本文针对微系统内流动与燃烧的研究现状和存在问题,提出了微型燃烧器内碳氢燃料旋流预混催化重整燃烧技术,分析了微细尺度流动特性、催化重整及催化燃烧的反应机理。提出以燃料入口直径,旋、直流槽数量,次级燃料入口距离、数量等几方面因素来研究提高微型燃烧器预混腔的预混效果。探讨了了各参数变化时,各燃气出口速度、燃气出口速度分布均匀性、出口预混系数的变化规律,为设计快速高效的微型预混器提供理论依据。
对预混方式及微燃烧器结构进行优化设计,增加了燃气在燃烧器内的停留时间,得到了甲烷、水蒸气在镍催化剂作用下在预混腔发生催化重整、积碳特性的变化规律。得出了影响其特性变化的控制参数(如催化温度、水碳比和质量流量)的适宜范围。针对不同的目的和催化反应,提出在微型燃烧器的预混腔和燃烧腔分别涂敷不同种类催化剂的催化燃烧策略。首次对滑移区内气体的流动与传热特性与Kn数关系进行了研究。
提出可用反应对CO和CO_2选择性的指标,来辅助评价和分析各因素变化时甲烷催化燃烧效率和热值利用率的高低。微细尺度条件下可以忽略空间反应对整个催化反应的影响。得到了催化壁面温度、nCH_4/O_2摩尔比和质量流量变化时,甲烷催化燃烧效率、反应对CO和CO_2选择性、热值利用率的影响规律。对如何提高微细尺度下催化燃烧的燃烧效率和热值利用率具有重要的参考价值。
首次考察了燃烧腔不同催化壁面、流动不均匀性、混合不均匀性对催化燃烧的影响。得到了在文中特定燃烧腔结构下,催化温度、甲烷与氧气摩尔比和甲烷质量流量各因素变化时,不同催化壁面对甲烷催化燃烧效率的贡献情况。为了兼顾催化燃烧效率和催化成本,提出了催化剂在不同催化壁面的涂敷策略。得到了流动不均、混合不均以及氢气量对甲烷催化燃烧和催化剂使用寿命的影响规律。为提高微细尺度下催化燃烧效率和降低催化成本提出了有效的解决措施。
对微型燃烧器的预混腔和燃烧腔进行了结构优化设计,采用电火花加工工艺加工微燃烧器,搭建了微型燃烧器实验台,优化了系统,提高了微细尺度燃烧的稳定性、燃烧效率和可操作性。对不同微孔、不同流量下甲烷的扩散和预混燃烧火焰进行了实验研究。研究分析了不同工况下微火焰的形状、分布和颜色的变化情况。实验得到了火焰长度随甲烷流量、微孔孔径、微孔出口处雷诺数的变化规律。探讨了吹熄速度、淬熄速度、火焰的稳燃范围随孔径变化关系以及火焰长度/孔径之比随微孔出口雷诺数的变化规律。在实验系统提供的稳定高温环境下,研究了催化温度、CH_4/O_2摩尔比以及质量流量等不同因素对甲烷催化燃烧效率的影响,并分析了与数值模拟的异同。进一步揭示了散热损失在微细尺度催化燃烧中的重要作用。为微细尺度下碳氢燃料催化燃烧特性的研究提供重要的参考价值和实验基础。

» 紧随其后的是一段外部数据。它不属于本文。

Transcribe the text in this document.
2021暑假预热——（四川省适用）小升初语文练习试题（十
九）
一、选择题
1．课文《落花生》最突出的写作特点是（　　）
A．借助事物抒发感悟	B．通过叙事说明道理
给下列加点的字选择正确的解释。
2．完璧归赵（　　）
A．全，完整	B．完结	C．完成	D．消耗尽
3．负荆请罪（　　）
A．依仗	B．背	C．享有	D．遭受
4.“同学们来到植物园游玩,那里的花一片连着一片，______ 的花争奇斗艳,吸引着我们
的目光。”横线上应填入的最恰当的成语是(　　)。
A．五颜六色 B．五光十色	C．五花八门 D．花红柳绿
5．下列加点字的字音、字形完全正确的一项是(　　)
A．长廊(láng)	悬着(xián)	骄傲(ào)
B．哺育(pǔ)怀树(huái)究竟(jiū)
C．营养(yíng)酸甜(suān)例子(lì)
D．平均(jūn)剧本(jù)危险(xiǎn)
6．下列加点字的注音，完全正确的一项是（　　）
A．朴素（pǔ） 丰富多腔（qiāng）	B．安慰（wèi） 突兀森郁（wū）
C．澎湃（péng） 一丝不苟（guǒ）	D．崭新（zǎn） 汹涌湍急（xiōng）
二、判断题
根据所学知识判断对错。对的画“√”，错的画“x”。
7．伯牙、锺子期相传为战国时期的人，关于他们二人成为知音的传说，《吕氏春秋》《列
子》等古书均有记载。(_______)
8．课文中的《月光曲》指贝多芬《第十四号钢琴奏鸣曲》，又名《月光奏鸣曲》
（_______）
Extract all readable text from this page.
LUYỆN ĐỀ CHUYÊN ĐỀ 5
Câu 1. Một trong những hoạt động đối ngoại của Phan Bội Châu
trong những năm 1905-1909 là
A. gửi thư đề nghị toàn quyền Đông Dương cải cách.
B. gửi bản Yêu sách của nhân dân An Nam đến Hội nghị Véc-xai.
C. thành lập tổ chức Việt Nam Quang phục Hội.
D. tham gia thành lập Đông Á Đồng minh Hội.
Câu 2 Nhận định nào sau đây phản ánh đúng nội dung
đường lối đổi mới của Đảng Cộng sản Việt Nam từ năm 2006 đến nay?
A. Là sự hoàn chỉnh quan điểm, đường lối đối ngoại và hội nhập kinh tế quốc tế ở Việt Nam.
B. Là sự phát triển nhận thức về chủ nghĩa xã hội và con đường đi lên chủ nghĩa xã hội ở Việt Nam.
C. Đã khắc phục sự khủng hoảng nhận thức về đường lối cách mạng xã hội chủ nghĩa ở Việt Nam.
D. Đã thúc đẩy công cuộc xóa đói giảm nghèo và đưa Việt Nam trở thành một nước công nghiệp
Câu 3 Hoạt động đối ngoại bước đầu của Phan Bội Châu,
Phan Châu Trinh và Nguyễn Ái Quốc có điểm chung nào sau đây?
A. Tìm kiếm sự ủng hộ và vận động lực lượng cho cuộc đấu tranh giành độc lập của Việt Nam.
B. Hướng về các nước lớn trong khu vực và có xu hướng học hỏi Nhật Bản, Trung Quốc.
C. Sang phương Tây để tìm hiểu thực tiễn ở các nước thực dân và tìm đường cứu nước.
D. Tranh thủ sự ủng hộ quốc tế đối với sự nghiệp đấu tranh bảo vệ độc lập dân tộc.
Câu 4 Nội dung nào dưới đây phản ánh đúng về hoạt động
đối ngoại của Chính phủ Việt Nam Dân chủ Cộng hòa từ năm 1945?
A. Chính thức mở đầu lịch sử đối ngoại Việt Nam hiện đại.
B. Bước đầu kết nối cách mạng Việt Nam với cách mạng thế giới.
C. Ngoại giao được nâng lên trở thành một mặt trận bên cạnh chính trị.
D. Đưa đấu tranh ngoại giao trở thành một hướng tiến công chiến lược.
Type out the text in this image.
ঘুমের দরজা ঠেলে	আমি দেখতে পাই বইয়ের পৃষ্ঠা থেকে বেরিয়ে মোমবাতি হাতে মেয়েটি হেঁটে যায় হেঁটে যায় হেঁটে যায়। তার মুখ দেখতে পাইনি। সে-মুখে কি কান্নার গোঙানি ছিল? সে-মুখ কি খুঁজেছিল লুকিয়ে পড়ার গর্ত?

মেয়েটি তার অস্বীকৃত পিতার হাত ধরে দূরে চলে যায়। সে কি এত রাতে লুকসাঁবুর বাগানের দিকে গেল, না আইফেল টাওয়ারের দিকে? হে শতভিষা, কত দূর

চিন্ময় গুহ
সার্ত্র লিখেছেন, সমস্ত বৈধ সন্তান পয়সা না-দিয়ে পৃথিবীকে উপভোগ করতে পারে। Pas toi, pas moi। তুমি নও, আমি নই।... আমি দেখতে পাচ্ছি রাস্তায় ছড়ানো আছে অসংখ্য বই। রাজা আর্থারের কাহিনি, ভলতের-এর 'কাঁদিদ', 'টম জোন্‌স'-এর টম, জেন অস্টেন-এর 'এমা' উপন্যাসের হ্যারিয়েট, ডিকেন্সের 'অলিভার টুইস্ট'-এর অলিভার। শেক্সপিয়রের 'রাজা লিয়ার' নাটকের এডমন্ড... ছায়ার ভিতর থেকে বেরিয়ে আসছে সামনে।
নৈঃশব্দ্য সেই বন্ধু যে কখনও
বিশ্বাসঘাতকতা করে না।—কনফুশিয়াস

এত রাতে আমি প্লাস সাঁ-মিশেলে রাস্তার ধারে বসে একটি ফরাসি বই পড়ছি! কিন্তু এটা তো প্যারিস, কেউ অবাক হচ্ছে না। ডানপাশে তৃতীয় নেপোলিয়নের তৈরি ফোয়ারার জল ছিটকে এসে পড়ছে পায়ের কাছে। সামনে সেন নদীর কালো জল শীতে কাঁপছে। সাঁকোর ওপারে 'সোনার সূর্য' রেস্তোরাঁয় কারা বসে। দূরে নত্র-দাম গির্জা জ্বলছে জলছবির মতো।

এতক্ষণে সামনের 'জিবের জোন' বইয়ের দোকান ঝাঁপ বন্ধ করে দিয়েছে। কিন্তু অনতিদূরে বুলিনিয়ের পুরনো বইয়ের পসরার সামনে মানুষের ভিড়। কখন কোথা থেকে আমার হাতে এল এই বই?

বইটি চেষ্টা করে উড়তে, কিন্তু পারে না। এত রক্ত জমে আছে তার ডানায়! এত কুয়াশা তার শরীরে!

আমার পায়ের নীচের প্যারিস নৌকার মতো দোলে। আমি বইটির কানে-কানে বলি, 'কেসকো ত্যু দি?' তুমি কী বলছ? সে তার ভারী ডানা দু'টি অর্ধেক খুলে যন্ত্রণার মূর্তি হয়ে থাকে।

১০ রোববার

本文较系统地研究了微细尺度内流动、预混,催化重整及燃烧问题、研究分析了微孔燃烧火焰形状、结构及熄灭特性,微型燃烧器在稳定的高温环境中的催化燃烧等,提出了提高微细尺度预混、催化重整燃烧效率、充分利用微空间换热、减少散热损失的措施,并得到了相关影响因素的变化规律。有助于推进微细尺度催化燃烧特性的深入研究,充实和丰富了微细尺度催化燃烧的研究成果,也为相关技术(微旋流预混技术、微细尺度催化重整与燃烧等)的开发与应用提供了重要的参考依据。为微型发动机碳氢燃料燃烧技术打下基础,对推动微型发电动力系统的发展,具有重要的学术价值和工程应用价值。
With the development of the micro-electronics machine system (MEMS) technique, the micro machine has an important influence on many areas. Researches on miniaturization and the miniature system have become an important study in recent years. The domestic and international research organizations have developed the research about micro-electronics machine system and micro-engine. With the advantages of high power density, long life span, small volume, light weight and simple fabric. At the beginning of its study from the middle of the 1990's in China, there are still a number of scientific and technical problems need to be resolved. For instance,the flows,combustion time, combustion efficiency and stability of fuels in micro space may have a completely different combustion characteristics in the large space, which require further study. Methane which has the advantages of high power density and cheap cost will be the main fuel of micro-gas-engine in next decades. Because of small dimension and high rate of heat removal, regular homogeneous reaction can not carry through steadily. The study of the flow and catalytic combustion of methane in micro-combustor lays the foundation for the technology of hydrocarbon-fueled combustion in micro-engine.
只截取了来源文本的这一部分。